Morning Report: 11 September 2017

11th September 2017 By: Ranko Berich

GBP The pound opened lower against the dollar as the greenback gains momentum amid risk on sentiment where safe havens fell and equities futures rose over the Asian session. GBPEUR has strengthened over the last two weeks as sterling continues to shrug off negative headlines about Brexit, which, in the absence of any major progress actually being made, is not having a significant impact on GBP crosses for the time being. This week’s main event is the Bank of England’s interest rate decision, although it is preceded by critical inflation and labour market data on Tuesday and Wednesday respectively. Inflation is expected to tick up to 2.8% year-on-year and wages are also expected to rise. However, no action from the BoE is expected on Thursday.

EUR The euro is down against the dollar and sterling as risky assets are rising this morning whilst safe havens and the euro are down. The single currency however remains out of the spotlight this week. Markets are now focused on the German elections that take place on September 24th. Although no surprise is expected and Merkel should consolidate a strong victory, some sort of market uneasiness could be seen over the next two weeks as data will be scarce and the euro remains in multiyear highs against the dollar and sterling.

USD The dollar gapped higher on the week’s opening as a much expected North Korean missile never made an appearance, and tropical storm Irma was not as destructive as initially feared. Irma’s damages are expected to have ascended to around $50 billion versus the $200 billion calculated in advance. As a result, interest rates and stock index futures are sharply up in the US, following a global broad risk on movement. After a few weeks underperforming, the dollar could gain additional momentum and recover some of the lost ground over the next few days. Towards the end of the week however two important price indexes are released. The Producer price index and the consumer price index are both released on Wednesday and Thursday, and it is expected to see increases. Retail sales data will be released on Friday.

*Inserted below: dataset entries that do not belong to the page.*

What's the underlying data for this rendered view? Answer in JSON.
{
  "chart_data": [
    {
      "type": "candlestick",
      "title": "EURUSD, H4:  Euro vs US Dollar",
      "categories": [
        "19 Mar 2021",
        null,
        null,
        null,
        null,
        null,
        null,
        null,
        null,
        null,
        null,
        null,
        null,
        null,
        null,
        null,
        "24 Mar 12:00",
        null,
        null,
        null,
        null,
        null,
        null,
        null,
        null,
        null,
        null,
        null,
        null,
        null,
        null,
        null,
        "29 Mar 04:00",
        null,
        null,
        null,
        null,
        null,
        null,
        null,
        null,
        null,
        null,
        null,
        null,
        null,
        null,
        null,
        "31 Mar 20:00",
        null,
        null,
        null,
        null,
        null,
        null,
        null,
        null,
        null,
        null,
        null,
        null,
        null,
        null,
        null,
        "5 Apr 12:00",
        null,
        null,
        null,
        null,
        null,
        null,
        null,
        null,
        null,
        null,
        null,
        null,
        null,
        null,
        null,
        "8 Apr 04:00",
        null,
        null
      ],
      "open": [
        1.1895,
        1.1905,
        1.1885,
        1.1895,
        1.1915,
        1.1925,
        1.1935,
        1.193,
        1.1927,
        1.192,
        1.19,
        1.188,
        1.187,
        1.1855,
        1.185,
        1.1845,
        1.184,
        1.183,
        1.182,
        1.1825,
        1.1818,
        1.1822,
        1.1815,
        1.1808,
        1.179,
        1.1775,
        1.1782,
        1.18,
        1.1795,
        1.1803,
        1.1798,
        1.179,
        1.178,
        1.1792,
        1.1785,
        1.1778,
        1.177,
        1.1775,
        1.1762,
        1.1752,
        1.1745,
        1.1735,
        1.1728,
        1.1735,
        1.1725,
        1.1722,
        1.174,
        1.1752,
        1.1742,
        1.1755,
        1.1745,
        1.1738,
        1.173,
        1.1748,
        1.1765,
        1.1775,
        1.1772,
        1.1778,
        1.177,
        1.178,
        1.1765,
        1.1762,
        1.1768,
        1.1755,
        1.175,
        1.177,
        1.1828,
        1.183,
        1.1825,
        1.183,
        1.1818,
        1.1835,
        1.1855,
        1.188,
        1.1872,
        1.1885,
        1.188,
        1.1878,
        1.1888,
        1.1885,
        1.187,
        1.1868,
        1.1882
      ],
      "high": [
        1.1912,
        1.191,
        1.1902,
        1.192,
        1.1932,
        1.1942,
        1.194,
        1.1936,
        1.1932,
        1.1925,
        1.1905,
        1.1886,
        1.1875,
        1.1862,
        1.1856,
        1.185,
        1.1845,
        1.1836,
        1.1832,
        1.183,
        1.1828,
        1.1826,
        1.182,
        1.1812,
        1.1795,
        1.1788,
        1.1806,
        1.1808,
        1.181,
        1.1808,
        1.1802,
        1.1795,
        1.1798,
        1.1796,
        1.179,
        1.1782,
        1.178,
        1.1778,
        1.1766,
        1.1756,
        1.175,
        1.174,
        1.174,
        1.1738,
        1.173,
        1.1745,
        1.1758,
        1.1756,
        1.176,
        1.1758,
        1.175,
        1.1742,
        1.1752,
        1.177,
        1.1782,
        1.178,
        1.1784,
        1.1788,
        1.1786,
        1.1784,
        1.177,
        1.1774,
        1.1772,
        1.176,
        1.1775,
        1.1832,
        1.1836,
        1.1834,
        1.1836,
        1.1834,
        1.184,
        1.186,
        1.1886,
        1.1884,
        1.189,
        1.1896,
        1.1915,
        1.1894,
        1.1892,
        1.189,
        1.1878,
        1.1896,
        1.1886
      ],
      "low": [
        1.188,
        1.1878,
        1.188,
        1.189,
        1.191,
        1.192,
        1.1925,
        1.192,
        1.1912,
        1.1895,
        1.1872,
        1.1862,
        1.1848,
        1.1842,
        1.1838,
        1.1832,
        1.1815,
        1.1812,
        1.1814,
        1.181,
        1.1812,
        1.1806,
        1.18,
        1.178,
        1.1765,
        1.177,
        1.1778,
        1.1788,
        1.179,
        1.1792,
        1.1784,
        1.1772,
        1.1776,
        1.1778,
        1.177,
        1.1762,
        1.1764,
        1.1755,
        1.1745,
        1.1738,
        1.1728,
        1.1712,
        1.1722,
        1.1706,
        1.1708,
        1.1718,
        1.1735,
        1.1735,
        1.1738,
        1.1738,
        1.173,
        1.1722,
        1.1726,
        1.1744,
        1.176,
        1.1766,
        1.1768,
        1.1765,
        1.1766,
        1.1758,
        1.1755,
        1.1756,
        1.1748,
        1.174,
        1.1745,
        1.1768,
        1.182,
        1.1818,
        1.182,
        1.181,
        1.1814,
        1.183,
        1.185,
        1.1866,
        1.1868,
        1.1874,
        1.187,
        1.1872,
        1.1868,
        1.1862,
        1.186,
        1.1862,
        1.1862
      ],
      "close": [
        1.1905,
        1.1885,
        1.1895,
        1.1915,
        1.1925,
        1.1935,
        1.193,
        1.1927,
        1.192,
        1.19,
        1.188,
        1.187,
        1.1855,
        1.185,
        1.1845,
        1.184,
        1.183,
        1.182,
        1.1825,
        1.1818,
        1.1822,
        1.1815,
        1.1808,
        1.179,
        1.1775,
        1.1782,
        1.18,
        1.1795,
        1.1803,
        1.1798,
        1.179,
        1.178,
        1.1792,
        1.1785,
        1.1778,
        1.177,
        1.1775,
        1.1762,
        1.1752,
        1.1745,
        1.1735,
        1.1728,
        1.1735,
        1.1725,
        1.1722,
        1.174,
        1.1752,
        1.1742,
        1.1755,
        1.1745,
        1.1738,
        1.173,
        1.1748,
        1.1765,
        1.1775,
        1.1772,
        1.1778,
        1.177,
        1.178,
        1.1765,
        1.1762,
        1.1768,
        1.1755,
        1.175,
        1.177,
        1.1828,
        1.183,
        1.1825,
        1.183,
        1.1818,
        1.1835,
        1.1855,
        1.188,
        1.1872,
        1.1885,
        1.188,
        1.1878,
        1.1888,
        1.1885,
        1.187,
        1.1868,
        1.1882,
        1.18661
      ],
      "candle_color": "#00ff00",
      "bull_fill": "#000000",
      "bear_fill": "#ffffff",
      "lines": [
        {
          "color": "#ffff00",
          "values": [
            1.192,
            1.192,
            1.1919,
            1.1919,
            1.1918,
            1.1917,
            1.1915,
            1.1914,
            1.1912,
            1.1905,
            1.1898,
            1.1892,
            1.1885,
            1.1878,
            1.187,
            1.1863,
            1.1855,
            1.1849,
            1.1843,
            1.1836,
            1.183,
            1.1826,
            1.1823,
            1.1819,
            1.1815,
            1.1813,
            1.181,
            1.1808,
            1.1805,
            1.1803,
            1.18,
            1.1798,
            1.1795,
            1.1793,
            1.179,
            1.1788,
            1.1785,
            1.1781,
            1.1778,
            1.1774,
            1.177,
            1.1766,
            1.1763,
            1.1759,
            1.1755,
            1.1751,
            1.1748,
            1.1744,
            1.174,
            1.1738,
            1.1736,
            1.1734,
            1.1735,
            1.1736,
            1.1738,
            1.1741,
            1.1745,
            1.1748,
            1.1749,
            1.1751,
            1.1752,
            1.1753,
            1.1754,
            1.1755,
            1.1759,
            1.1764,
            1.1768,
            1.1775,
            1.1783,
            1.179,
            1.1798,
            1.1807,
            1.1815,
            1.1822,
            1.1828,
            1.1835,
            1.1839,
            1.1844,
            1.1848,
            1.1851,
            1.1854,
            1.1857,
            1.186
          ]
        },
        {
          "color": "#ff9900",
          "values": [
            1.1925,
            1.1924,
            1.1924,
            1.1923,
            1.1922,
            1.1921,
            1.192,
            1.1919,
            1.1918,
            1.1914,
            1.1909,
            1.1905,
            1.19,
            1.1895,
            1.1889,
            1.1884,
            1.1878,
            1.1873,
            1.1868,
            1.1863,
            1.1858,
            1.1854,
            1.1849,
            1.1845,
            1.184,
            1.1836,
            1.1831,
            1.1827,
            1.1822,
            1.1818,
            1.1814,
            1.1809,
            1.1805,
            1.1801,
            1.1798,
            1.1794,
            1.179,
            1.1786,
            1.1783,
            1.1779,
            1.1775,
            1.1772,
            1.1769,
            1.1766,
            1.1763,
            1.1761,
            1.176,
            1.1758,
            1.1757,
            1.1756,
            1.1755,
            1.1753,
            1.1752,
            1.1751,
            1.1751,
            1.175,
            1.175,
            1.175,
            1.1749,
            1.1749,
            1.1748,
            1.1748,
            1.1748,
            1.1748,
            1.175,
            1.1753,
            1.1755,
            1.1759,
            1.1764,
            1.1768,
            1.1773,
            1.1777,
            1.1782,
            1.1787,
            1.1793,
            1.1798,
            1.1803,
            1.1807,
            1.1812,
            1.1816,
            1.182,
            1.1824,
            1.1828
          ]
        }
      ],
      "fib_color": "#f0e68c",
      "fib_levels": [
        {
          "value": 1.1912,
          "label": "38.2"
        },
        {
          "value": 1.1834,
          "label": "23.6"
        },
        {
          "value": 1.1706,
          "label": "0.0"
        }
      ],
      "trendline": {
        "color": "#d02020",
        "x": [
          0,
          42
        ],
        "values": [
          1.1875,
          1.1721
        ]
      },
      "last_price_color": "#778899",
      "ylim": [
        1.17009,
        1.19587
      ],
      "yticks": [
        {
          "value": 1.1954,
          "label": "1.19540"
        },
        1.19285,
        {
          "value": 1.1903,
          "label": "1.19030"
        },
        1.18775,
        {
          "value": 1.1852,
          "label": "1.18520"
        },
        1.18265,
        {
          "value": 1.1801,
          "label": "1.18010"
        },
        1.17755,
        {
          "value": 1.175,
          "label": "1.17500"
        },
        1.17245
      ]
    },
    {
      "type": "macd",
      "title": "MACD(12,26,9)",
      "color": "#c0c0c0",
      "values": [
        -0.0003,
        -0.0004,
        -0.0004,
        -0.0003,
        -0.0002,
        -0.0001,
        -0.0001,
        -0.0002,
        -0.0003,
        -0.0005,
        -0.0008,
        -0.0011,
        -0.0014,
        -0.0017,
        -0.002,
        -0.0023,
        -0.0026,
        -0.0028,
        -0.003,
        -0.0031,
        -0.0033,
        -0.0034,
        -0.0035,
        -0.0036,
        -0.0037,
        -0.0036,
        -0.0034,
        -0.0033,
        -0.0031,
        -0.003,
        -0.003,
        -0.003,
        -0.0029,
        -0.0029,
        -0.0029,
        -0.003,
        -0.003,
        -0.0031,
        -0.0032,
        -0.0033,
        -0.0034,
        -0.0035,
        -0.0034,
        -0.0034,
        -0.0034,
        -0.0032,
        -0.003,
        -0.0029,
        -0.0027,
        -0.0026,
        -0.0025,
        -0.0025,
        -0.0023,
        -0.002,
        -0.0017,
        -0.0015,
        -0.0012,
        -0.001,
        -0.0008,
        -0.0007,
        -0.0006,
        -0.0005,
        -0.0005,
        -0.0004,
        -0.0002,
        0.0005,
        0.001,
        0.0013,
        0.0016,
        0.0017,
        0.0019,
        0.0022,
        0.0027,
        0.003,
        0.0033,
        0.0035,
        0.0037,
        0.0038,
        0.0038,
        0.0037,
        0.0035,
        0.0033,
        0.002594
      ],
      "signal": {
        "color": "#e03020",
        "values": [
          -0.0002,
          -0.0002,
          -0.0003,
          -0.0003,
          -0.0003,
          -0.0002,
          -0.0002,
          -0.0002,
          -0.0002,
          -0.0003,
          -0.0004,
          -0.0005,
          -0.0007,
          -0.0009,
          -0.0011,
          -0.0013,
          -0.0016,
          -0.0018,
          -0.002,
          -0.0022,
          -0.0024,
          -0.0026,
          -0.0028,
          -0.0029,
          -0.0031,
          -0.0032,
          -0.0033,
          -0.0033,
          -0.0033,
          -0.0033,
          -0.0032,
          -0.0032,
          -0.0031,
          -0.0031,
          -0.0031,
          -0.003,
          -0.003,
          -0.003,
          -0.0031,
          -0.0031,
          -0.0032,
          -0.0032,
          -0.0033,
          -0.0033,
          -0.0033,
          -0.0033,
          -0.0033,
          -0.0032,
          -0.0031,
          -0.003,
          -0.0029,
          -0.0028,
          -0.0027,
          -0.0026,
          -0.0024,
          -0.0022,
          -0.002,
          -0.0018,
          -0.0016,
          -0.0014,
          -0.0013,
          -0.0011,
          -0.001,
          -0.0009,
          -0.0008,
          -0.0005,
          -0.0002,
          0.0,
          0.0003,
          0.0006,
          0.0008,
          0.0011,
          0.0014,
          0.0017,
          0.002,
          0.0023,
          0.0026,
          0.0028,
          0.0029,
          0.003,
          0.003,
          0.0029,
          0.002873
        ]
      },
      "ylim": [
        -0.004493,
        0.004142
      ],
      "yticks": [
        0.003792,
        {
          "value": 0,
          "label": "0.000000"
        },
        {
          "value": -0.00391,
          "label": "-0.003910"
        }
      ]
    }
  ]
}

CAD The loonie is strengthening against all G10 currencies this morning as momentum continues after last week’s interest rate hike. Labour market data on Friday was positive. The unemployment rate fell to 2009 lows at 6.2% and the number of jobs created jumped above expectations. However, the loonie fell after the release as the number of full time jobs created disappointed. Nonetheless, the headline figures speak by themselves and the loonie continues to rally across the board. Housing starts data will be released at 13.15 BST.

UK news

  • FT: BoE to step up warnings against underestimating rate rises. Central bank to challenge market complacency that cheap money cannot last. The Bank of England will this week step up its warnings that households, businesses and investors are underestimating how soon interest rates will rise. A strong body of opinion in the central bank, including the governor, believes that the economy is more vulnerable to inflation, so even a small improvement in its forecast for growth would require higher borrowing costs to stave off rising prices. But BoE officials acknowledge that they have so far struggled to get this message across to the public. Investors do not believe the bank’s hawkish rhetoric; the City now thinks it will have to wait longer for an interest rate rise than it did a month ago.
  • Reuters: UK economy picking up, rate hike possible in early 2018 – NIESR. Britain’s Brexit-bound economy has picked up a bit of momentum and the Bank of England might raise interest rates in early 2018, the National Institute of Economic and Social Research (NIESR) estimated on Thursday. Britain’s economy likely expanded by 0.4 percent in the three months to August, speeding up from 0.2 percent in the three months to July but below its long run trend of quarterly growth of about 0.6 percent. “Looking ahead into the second half of this year and beyond, we see the economy rebalance towards international trade in response to strengthening global growth and a weaker currency and away from domestic demand,” Amit Kara, head of UK macroeconomic forecasting at NIESR, said.